Technical information
- Power: 50 kW

Links
- Website: www.yangoncity.com.mm

= Yangon City FM =

Radio Station in Yangon, Myanmar

Yangon City FM is a radio station that serves the Yangon metropolitan area in Myanmar, broadcasting on the FM band at a frequency of 89.0 MHz and on the Internet. Operated by the city government, Yangon City Development Committee (YCDC), City FM is one of two radio stations available in Yangon. Yangon's sole FM station employs a pop culture-oriented format with a focus on Burmese and English pop music, entertainment programs, live celebrity interviews, etc. The station is highly popular, especially among the youth (mainly 20s and 30s ), as it provides an alternative to the dreary propaganda-laden programming of Myanmar Radio National Service.

City FM has come under fire for playing popular albums of various artists without paying any royalties. The highly profitable station has steadfastly refused to compensate the artists citing the lack of copyright laws in Myanmar.

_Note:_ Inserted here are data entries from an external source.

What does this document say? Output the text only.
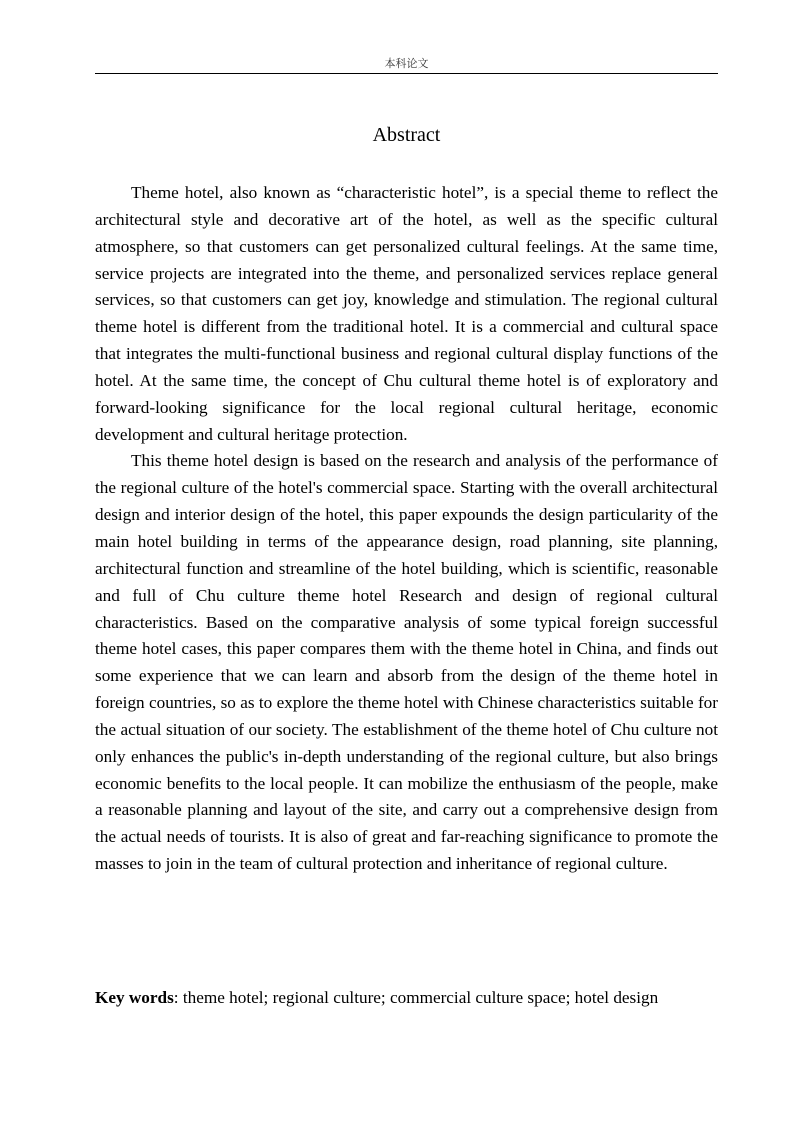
本科论文
Abstract

Theme hotel, also known as “characteristic hotel”, is a special theme to reflect the architectural style and decorative art of the hotel, as well as the specific cultural atmosphere, so that customers can get personalized cultural feelings. At the same time, service projects are integrated into the theme, and personalized services replace general services, so that customers can get joy, knowledge and stimulation. The regional cultural theme hotel is different from the traditional hotel. It is a commercial and cultural space that integrates the multi-functional business and regional cultural display functions of the hotel. At the same time, the concept of Chu cultural theme hotel is of exploratory and forward-looking significance for the local regional cultural heritage, economic development and cultural heritage protection.

This theme hotel design is based on the research and analysis of the performance of the regional culture of the hotel's commercial space. Starting with the overall architectural design and interior design of the hotel, this paper expounds the design particularity of the main hotel building in terms of the appearance design, road planning, site planning, architectural function and streamline of the hotel building, which is scientific, reasonable and full of Chu culture theme hotel Research and design of regional cultural characteristics. Based on the comparative analysis of some typical foreign successful theme hotel cases, this paper compares them with the theme hotel in China, and finds out some experience that we can learn and absorb from the design of the theme hotel in foreign countries, so as to explore the theme hotel with Chinese characteristics suitable for the actual situation of our society. The establishment of the theme hotel of Chu culture not only enhances the public's in-depth understanding of the regional culture, but also brings economic benefits to the local people. It can mobilize the enthusiasm of the people, make a reasonable planning and layout of the site, and carry out a comprehensive design from the actual needs of tourists. It is also of great and far-reaching significance to promote the masses to join in the team of cultural protection and inheritance of regional culture.

Key words: theme hotel; regional culture; commercial culture space; hotel design
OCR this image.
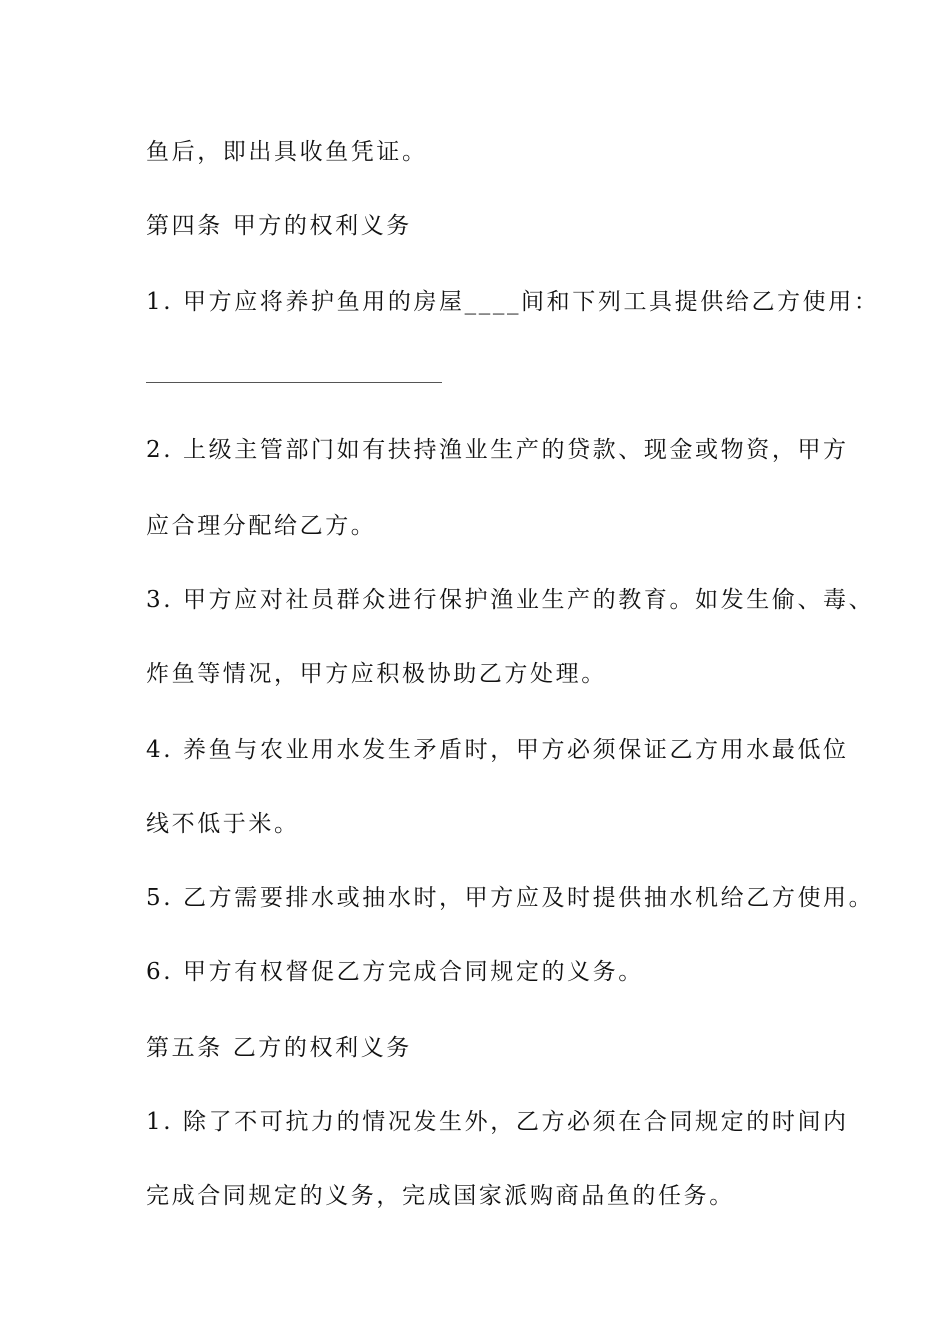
鱼后，即出具收鱼凭证。
第四条 甲方的权利义务
1. 甲方应将养护鱼用的房屋____间和下列工具提供给乙方使用：
2. 上级主管部门如有扶持渔业生产的贷款、现金或物资，甲方
应合理分配给乙方。
3. 甲方应对社员群众进行保护渔业生产的教育。如发生偷、毒、
炸鱼等情况，甲方应积极协助乙方处理。
4. 养鱼与农业用水发生矛盾时，甲方必须保证乙方用水最低位
线不低于米。
5. 乙方需要排水或抽水时，甲方应及时提供抽水机给乙方使用。
6. 甲方有权督促乙方完成合同规定的义务。
第五条 乙方的权利义务
1. 除了不可抗力的情况发生外，乙方必须在合同规定的时间内
完成合同规定的义务，完成国家派购商品鱼的任务。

Nonetheless, City FM has become a force in Myanmar's pop music scene. Its annual award shows, the Yangon City FM Awards, are highly popular with the public, and artists vie to be part of the annual ceremony. The VCDs of the award shows sell briskly, although perhaps ironically, most of them are pirated.

Since September 2009, City FM has used a 43 m antenna atop an 11th floor of a downtown government building, and increased its range of broadcast to 80 km.